Excessive lipid mobilization in transition dairy cattle leads to elevated levels of nonesterified fatty acids (NEFA), causing liver injury. Ferroptosis, a novel cell death mechanism, has significant roles in liver disease progression. However, its potential role in NEFA-induced liver injury remains unclear. In this study, we demonstrated ferroptosis occurrence in the transition cattle liver through histopathological damage, increased lipid peroxidation, and iron accumulation.

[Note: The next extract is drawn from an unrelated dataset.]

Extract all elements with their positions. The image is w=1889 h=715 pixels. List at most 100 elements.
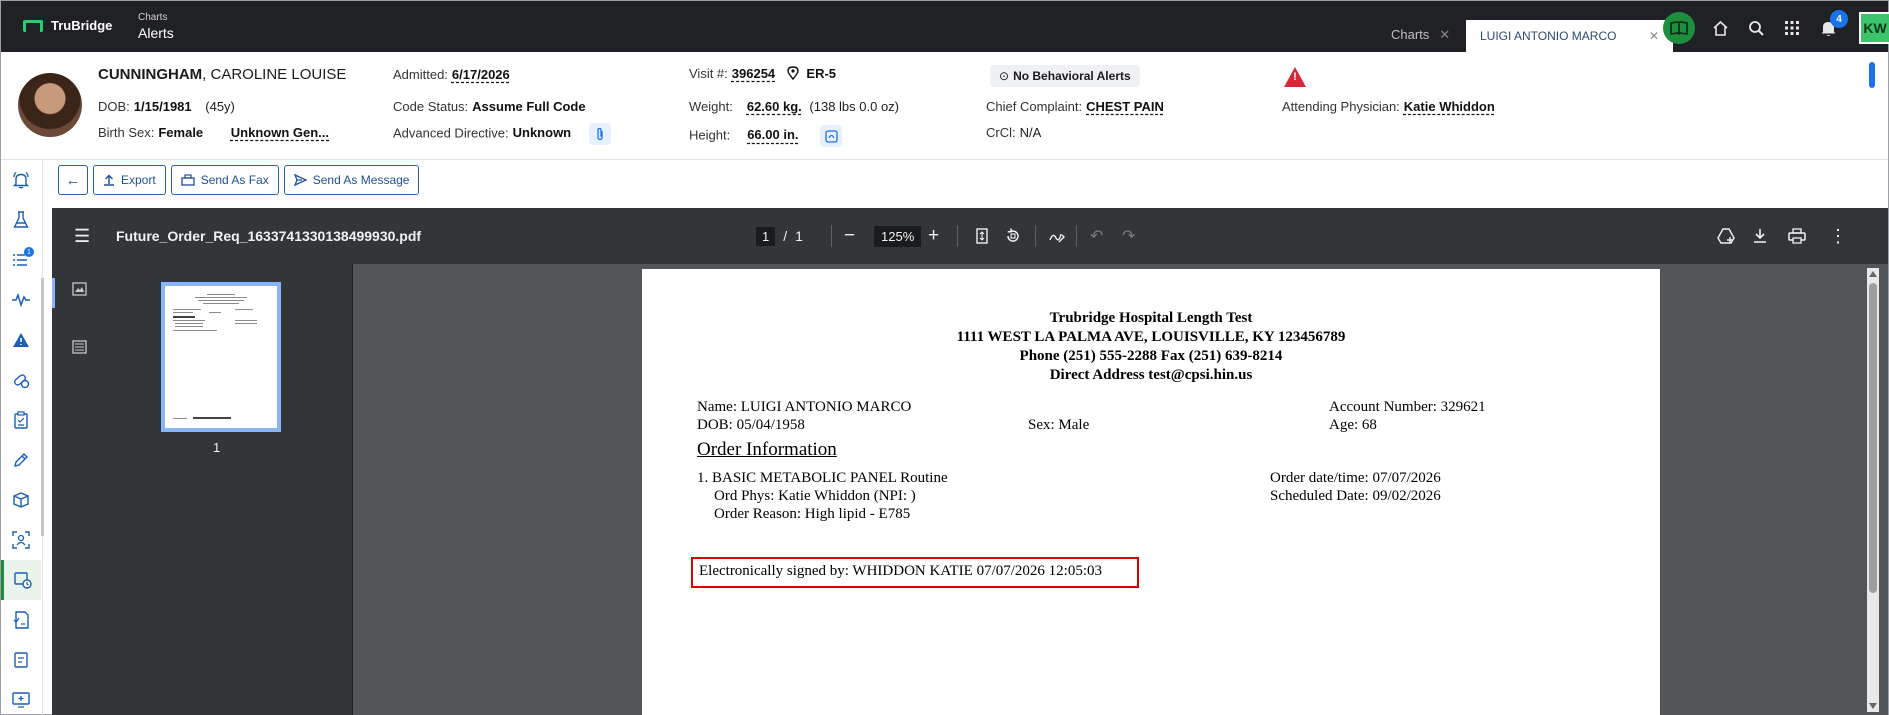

In vitro, using ferroptosis inducer RAS-selective lethal 3 (RSL3), NEFA significantly enhanced ferroptosis in bovine hepatocytes. Subsequent experiments with ferroptosis inhibitor ferrostatin-1 (Fer-1) showed Fer-1 markedly reduced NEFA-enhanced ferroptosis, confirming ferroptosis' critical role. Mechanistic studies revealed that NEFA promoted ferroptosis by inducing lipid ROS production effectively inhibited by N-acetylcysteine (NAC) and by downregulating SLC7A11 expression. In conclusion, ferroptosis critically mediates NEFA-induced liver injury in transition dairy cattle, indicating that targeting this pathway may offer potential therapeutic strategies to mitigate liver damage associated with excessive lipid mobilization.